Ministry – Filth Pig
Aua… nein, nicht die Sirenen-Solo-Gitarre! Und: oh mein Gott… bitte nicht noch mal den Magenschmerzen-Baß! Ministry hören, heißt Schmerzen haben. Einen sensiblen Hörer kann diese Platte ganz schön aus der Bahn werfen. Hinterher sammelt man sich, zählt bis zehn, bewegt die Finger zur Probe und guckt, ob noch alle Ohren dran sind. Al Jourgensen ist ein Fürst der Finsternis. Gegen ihn ist Robert Smith ein rosa Kaugummi. Gothic Rock hat Heavy Metal geheiratet, und beide haben einen Sohn gezeugt, der eine seit Jahren wachsende Fan-Gemeinde mit Nachrichten aus der Unterwelt versorgt. Sie tauften ihn Ministry.

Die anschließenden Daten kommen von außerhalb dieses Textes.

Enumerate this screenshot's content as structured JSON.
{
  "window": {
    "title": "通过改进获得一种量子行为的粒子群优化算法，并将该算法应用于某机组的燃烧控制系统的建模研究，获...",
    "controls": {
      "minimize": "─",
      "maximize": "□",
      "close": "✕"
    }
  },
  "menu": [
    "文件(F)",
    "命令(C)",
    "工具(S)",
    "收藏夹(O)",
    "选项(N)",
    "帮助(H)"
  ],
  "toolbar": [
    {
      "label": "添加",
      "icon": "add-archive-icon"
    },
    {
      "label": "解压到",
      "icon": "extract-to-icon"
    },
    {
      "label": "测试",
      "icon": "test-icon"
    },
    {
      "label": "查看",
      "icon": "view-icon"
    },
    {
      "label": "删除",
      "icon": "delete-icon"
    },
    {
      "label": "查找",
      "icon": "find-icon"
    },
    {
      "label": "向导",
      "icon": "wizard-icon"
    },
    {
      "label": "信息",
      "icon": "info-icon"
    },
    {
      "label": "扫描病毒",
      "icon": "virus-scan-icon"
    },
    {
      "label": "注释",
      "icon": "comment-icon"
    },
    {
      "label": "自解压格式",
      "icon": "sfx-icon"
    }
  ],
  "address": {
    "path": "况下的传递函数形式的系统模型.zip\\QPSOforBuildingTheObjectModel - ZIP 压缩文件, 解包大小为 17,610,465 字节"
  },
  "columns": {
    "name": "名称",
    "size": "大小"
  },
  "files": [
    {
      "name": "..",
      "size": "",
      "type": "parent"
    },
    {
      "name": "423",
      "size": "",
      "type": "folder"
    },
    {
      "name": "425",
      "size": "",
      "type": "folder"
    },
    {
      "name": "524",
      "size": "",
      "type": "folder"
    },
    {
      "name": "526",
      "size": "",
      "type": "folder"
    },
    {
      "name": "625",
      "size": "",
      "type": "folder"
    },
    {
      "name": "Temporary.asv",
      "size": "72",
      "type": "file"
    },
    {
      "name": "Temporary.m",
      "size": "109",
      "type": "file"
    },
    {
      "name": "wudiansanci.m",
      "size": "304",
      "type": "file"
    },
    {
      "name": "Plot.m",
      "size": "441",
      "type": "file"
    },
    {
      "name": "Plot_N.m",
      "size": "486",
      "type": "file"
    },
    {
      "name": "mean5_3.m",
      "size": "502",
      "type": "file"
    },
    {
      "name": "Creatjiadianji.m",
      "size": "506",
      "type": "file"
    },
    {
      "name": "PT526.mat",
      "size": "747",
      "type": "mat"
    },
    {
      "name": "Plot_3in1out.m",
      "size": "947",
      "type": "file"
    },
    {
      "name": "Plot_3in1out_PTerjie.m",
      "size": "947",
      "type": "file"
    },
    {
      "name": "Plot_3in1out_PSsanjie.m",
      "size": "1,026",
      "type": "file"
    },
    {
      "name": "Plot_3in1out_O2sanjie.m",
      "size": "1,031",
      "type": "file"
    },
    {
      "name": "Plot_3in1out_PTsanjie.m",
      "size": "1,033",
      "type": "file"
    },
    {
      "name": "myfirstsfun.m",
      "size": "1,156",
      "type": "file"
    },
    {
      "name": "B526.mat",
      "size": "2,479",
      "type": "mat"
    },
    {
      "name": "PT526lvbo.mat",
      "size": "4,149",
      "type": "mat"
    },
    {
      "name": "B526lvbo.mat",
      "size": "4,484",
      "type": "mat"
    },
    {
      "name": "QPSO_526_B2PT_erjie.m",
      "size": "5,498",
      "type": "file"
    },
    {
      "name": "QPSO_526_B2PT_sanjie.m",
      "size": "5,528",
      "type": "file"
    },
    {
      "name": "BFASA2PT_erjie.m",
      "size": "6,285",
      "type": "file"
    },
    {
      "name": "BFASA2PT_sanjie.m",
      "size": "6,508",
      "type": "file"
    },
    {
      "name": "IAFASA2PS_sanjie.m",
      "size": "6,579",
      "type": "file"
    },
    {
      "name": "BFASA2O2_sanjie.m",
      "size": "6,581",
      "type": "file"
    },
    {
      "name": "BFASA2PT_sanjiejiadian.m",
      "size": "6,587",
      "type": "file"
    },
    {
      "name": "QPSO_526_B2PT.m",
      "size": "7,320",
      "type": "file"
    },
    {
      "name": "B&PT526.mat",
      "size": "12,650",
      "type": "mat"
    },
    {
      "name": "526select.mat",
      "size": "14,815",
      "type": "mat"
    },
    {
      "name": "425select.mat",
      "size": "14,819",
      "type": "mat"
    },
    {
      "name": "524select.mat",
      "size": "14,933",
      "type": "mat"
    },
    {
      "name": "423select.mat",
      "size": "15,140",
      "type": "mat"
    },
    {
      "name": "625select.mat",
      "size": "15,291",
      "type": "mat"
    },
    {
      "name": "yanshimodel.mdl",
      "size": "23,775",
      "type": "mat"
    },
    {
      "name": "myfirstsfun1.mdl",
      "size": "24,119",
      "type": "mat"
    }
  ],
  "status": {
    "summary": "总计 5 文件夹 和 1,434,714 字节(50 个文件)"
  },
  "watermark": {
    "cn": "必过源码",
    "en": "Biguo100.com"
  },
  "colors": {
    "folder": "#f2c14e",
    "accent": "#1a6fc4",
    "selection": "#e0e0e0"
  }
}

Von Bands wie den Doors wurden einst die Türen zum Unbewußten geöffnet. Seitdem hat es immer wieder Bands gegeben, die sich nur dort zu Hause fühlen. Sie gingen von Goyas Weisheit aus, daß der Schlaf der Vernunft Ungeheuer gebiert – wobei ich nicht hoffe, daß es in meinem Unbewußten auch nur annähernd so zugeht wie auf einer Ministry-Platte. Immer neue Generationen rannten die Tür ein, die doch sperrangelweit offen stand – und spätestens mit den Grufties der 80er Jahre wurde der Dämon-Rock zum Genre. New Wave war nichts anderes als eine Geisterbahn. Und der Schlaf der Vernunft gebar keine Ungeheuer mehr, sondern höchstens eine neue Art, sich schwarz anzuziehen.
Ministry gehören sicher zum Nervtötendsten, was die Musik der 90er Jahre hervorgebracht hat. Dunkle Romantik als Stil, Todesgeilheit als Pose. Auf Tourneen soll Jourgensen sich angeblich Tierknochen an den Mikrophonständer montieren. Viel abgeschmackter kann man die Klischees des Makabren nicht zelebrieren. Freddy Krüger würde sich schämen. Wie beliebig die Ware im kleinen Horrorladen produziert wird, zeigt die Neubearbeitung von Bob Dylans „Lay Lady Lay“: Natürlich kann man irgendeine Ballade nehmen und die Wort herausbrüllen, statt sie zu singen. Aber der Witz erlischt nach zehn Sekunden. Der Rest ist Schmerz.